The scalable nature of Cloud packages means that they can be a lot better for the environment than the purchasing of more and more physical hardware that accrues with data accumulation. You only ever use – and pay for – what is necessary.


This goes hand in hand with the collaborative ease of the Cloud. Employees feel more in control of the data they use and have access to the same data base. True, you can – and should – employ administrative privileges so that people can only use what is relevant but using the Cloud means those employees who should have the same level of clearance do and are aware of that.

Cloud Security Risks and Concerns

As with any new technologies, there are Cloud security concerns that we’ve never had to face before.  Here are some of the main Cloud network disadvantages.

Data loss and theft

Network security is a big concern and Cloud breaches have been a hot topic for the last few years. Remember the mass iCloud attack which resulted in the release of private celebrity photos? You probably do – it’s the ultimate fear. And yet, a lot of the professionals who are apprehensive about using the Cloud for business still let their iPhone automatically backup to the iCloud.

Data is always at risk so the best thing you can do is research which system is the best for your company. Here are 7 Infamous Cloud Breaches to get you started.

Compliance violations

The approach of GDPR is scaring a lot of companies and deterring them from using the Cloud for business. Those who are considering adopting the Cloud need to seriously look into the terms and conditions of public Cloud providers, as well as their own private systems, otherwise they could be in violation of the oncoming GDPR security requirements. They need to take network security precautions to ensure they are protecting their data in accordance with the new guidelines.

Another major oversight a lot of businesses face is the fact that some Cloud providers can actually claim the right to the information uploaded to their servers. This can create an abundance of problems for companies uploading personal client and employee data.

Contract breaches

Businesses with a lot of clients will have a lot of different contracts. Some Cloud providers share information with third parties which means that businesses are unknowingly in breach of their contracts. Once more, read the fine print before employing the Cloud for business.

Loss of control

When you use the Cloud for business you’re simultaneously given more and less control. Employees have the ability to be more involved and more productive as long as everyone is on the same, digital page. On the other hand, some employees may share company data on other Cloud networks unbeknownst to the company. This means that they could access this data post employment and potentially steal clients or leak valuable information to competitors.

Malware infections

Malware poses a risk to pretty much any network security system, so it’s not surprising it poses a threat to companies using the Cloud for business. One breached Cloud account could compromise the whole system, whether it is a public or private cloud network. This is also true for connected apps. Businesses must ensure they make the right choice for their business, look into their internet security and check in on updates regularly. Of course, one of the main benefits of adopting a public Cloud network is the convenience of its automated security updates, but this does not mean businesses should become complacent; they should know the systems they’re using.

Business Storage System: Is the Sky Really the Limit?
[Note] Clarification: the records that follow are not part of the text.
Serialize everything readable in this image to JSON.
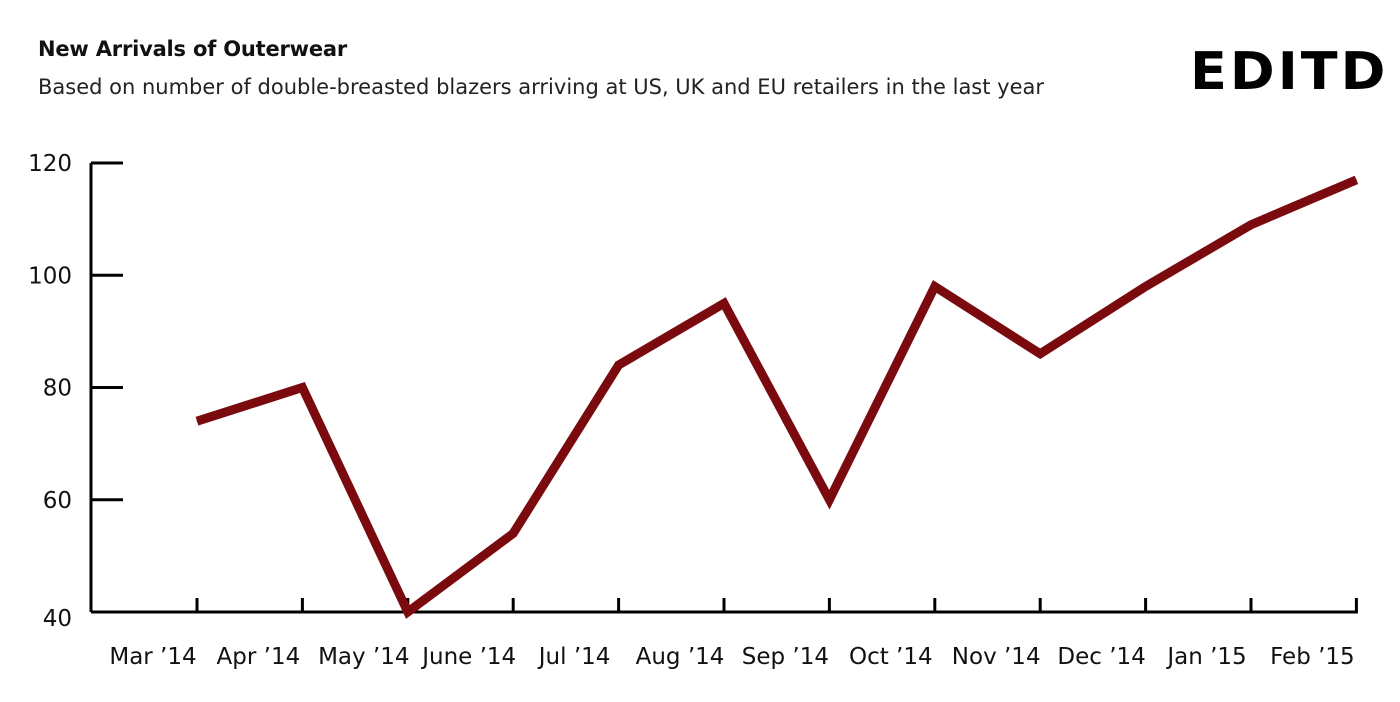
{
  "logo": {
    "text": "EDITD"
  },
  "chart_data": {
    "type": "line",
    "title": "New Arrivals of Outerwear",
    "subtitle": "Based on number of double-breasted blazers arriving at US, UK and EU retailers in the last year",
    "xlabel": "",
    "ylabel": "",
    "ylim": [
      40,
      120
    ],
    "yticks": [
      40,
      60,
      80,
      100,
      120
    ],
    "grid": false,
    "categories": [
      "Mar '14",
      "Apr '14",
      "May '14",
      "June '14",
      "Jul '14",
      "Aug '14",
      "Sep '14",
      "Oct '14",
      "Nov '14",
      "Dec '14",
      "Jan '15",
      "Feb '15"
    ],
    "series": [
      {
        "color": "#7a0a0e",
        "values": [
          74,
          80,
          40,
          54,
          84,
          95,
          60,
          98,
          86,
          98,
          109,
          117
        ]
      }
    ]
  }
}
The Cloud isn’t going anywhere anytime soon. It’s expanding and developing at a rather alarming rate. Businesses run the real risk of being left in the dust while their competitors reach new heights among the Cloud.

You definitely should consider using the Cloud for business and introducing it into your network storage strategy but, as with all new ventures, read everything carefully, be informed and stay up to date. It’s your business, you can’t afford not to.